In view of property 1 from above, this easily entails $\left|x_{n}\right|\xrightarrow[n\to\infty]{}\infty$,
since property 1 means that $\varphi$ is bounded on bounded sets.
Now, define
$$
N_{n}:=\left\lceil \log_{2}\left(\left|x_{n}\right|^{p}\cdot n^{2}\right)\right\rceil \xrightarrow[n\to\infty]{}\infty.
$$
Since the sequence diverges to $\infty$, we can extract a strictly
increasing subsequence $\left(N_{n_{\ell}}\right)_{\ell\in\mathbb{N}}$.
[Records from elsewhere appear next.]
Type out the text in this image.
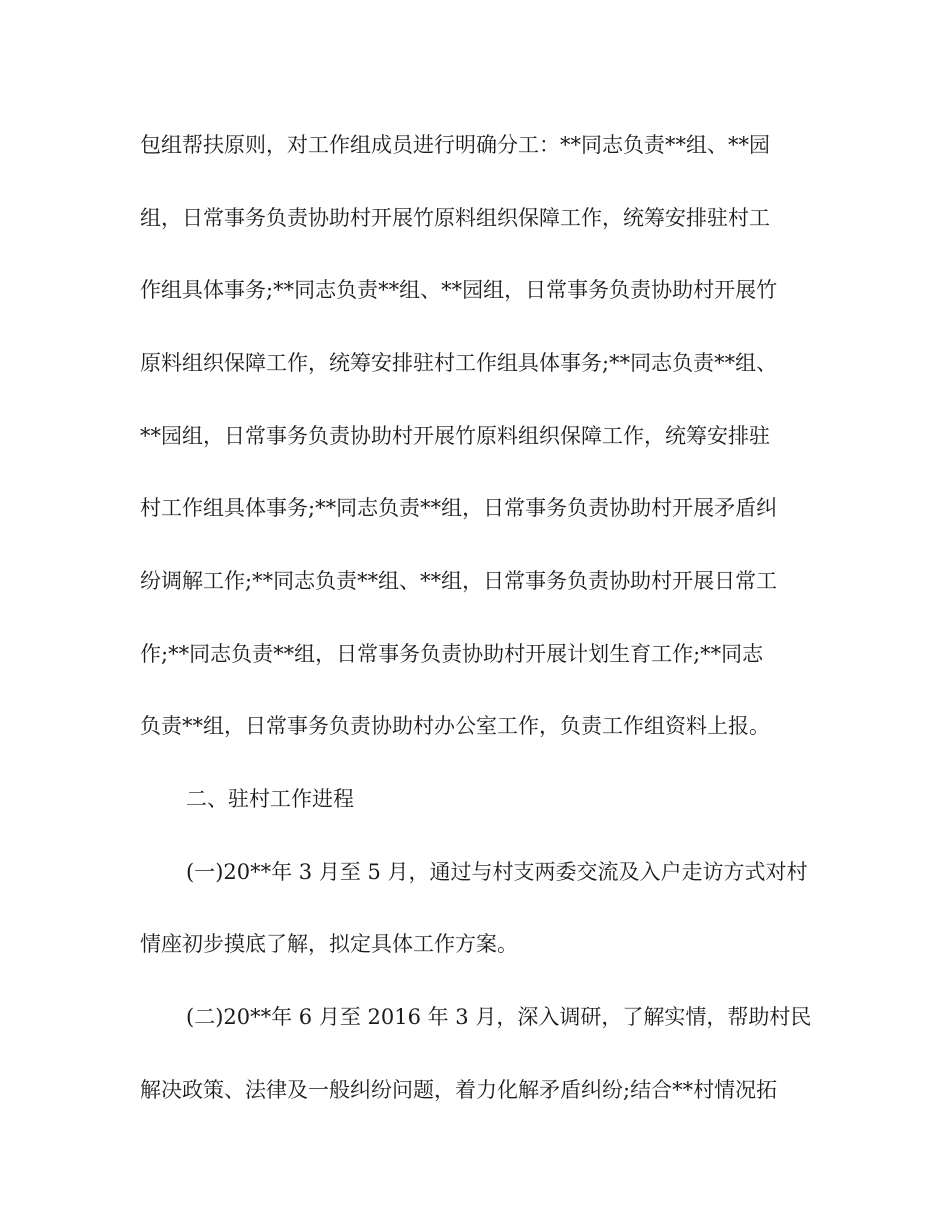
包组帮扶原则，对工作组成员进行明确分工：**同志负责**组、**园
组，日常事务负责协助村开展竹原料组织保障工作，统筹安排驻村工
作组具体事务;**同志负责**组、**园组，日常事务负责协助村开展竹
原料组织保障工作，统筹安排驻村工作组具体事务;**同志负责**组、
**园组，日常事务负责协助村开展竹原料组织保障工作，统筹安排驻
村工作组具体事务;**同志负责**组，日常事务负责协助村开展矛盾纠
纷调解工作;**同志负责**组、**组，日常事务负责协助村开展日常工
作;**同志负责**组，日常事务负责协助村开展计划生育工作;**同志
负责**组，日常事务负责协助村办公室工作，负责工作组资料上报。
二、驻村工作进程
(一)20**年 3 月至 5 月，通过与村支两委交流及入户走访方式对村
情座初步摸底了解，拟定具体工作方案。
(二)20**年 6 月至 2016 年 3 月，深入调研，了解实情，帮助村民
解决政策、法律及一般纠纷问题，着力化解矛盾纠纷;结合**村情况拓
Because this sequence is strictly increasing, the sequence $\left(\Omega_{N_{n_{\ell}}}\right)_{\ell\in\mathbb{N}}$
is pairwise disjoint. Now, define
$$
f:=\sum_{\ell=1}^{\infty}x_{n_{\ell}}1_{\Omega_{N_{n_{\ell}}}}
$$
and note as above
\begin{eqnarray*}
\left\Vert f\right\Vert _{L^{p}}^{p} & = & \sum_{\ell=1}^{\infty}\left|x_{n_{\ell}}\right|^{p}\lambda\left(\Omega_{N_{n_{\ell}}}\right)\\
& = & \sum_{\ell=1}^{\infty}\left|x_{n_{\ell}}\right|^{p}\cdot\frac{\alpha}{2^{N_{n_{\ell}}}}\\
\left(\text{since }N_{n}\geq\log_{2}\left(\left|x_{n}\right|^{p}\cdot n^{2}\right)\right) & \leq & \sum_{\ell=1}^{\infty}\left|x_{n_{\ell}}\right|^{p}\cdot\frac{\alpha}{2^{\log_{2}\left(\left|x_{n_{\ell}}\right|^{p}\cdot n_{\ell}^{2}\right)}}\\
& = & \alpha\cdot\sum_{\ell=1}^{\infty}\frac{1}{n_{\ell}^{2}}\\
& \leq & \alpha\sum_{n=1}^{\infty}\frac{1}{n^{2}}<\infty.
\end{eqnarray*}
Now, note that
$$
N_{n}\leq\log_{2}\left(\left|x_{n}\right|^{p}\cdot n^{2}\right)+1
$$
and thus
$$
2^{N_{n}}\leq2\cdot\left|x_{n}\right|^{p}\cdot n^{2}.
$$
Thus, we get
\begin{eqnarray*}
\left\Vert \varphi\circ f\right\Vert _{L^{p}}^{p} & = & \sum_{\ell=1}^{\infty}\left[\left|\varphi\left(x_{n_{\ell}}\right)\right|^{p}\cdot\lambda\left(\Omega_{N_{n_{\ell}}}\right)\right]\\
& \geq & \sum_{\ell=1}^{\infty}\left[n_{\ell}^{2/p}\left|x_{n_{\ell}}\right|\right]^{p}\frac{\alpha}{2^{N_{n_{\ell}}}}\\
& \geq & \sum_{\ell=1}^{\infty}\left[n_{\ell}^{2/p}\left|x_{n_{\ell}}\right|\right]^{p}\frac{\alpha}{2\cdot\left|x_{n_{\ell}}\right|^{p}\cdot n_{\ell}^{2}}\\
& = & \frac{\alpha}{2}\cdot\sum_{\ell=1}^{\infty}1=\infty,
\end{eqnarray*}
in contradiction to $\Phi_{\varphi}\left(f\right)=\varphi\circ f\in L^{p}\left(\Omega\right)$.
Thus, we have also established property 2 from above.
As explained above, this completes the proof.